Not because of numbers.

Because of how he felt.

Then track season hit and it really clicked.

The sprint work.
The mechanics.
The efficiency.

It didn’t just help track.

It amplified athleticism.


THE OUTCOME

TRE didn’t just improve.

He blew past his junior year.

Faster.
Healthier.
More explosive.
More consistent.

The conversations with colleges changed.

Then one turned into a scholarship.


THE FULL-CIRCLE MOMENT

TRE didn’t just accept the offer to go play.
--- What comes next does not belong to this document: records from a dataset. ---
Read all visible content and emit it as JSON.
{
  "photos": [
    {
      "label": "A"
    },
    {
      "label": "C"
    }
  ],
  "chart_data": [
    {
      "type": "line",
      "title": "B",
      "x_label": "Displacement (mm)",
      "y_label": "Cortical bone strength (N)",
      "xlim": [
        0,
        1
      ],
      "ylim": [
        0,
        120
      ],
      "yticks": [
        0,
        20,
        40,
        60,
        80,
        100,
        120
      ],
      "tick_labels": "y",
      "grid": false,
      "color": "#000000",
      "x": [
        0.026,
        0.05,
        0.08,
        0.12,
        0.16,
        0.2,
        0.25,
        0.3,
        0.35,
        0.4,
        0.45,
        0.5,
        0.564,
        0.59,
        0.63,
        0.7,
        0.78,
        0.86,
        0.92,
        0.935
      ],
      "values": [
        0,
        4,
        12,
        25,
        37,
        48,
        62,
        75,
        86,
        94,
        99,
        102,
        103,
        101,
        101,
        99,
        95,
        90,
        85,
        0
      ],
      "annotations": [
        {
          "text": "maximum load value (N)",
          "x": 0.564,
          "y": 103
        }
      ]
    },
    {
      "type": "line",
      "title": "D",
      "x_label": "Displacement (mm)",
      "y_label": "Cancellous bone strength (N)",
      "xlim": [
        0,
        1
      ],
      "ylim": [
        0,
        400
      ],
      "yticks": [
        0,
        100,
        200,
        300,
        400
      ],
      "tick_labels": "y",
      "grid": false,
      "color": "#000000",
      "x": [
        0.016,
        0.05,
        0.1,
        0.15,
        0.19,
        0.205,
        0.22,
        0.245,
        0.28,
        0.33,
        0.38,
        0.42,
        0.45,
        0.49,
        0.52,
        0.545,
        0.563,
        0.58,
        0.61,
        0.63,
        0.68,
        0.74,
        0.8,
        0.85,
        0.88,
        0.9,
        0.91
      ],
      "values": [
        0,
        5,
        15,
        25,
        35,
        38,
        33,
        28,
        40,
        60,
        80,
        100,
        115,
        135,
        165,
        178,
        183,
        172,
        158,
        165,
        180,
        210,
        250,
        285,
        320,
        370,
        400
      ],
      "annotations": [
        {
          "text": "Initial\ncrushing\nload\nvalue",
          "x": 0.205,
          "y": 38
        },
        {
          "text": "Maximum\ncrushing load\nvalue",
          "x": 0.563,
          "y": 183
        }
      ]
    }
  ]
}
He chose a major.

Sports Performance.

The same field that changed his offseason.
The same science that corrected an old belief.
The same ideas that helped him unlock more of what he already had.


THE PPC LAB TAKEAWAY

No matter what TRE did,
he was going to be pretty good.

But there are advantages to focusing on the right performance parameters.

And it isn’t just size and strength anymore.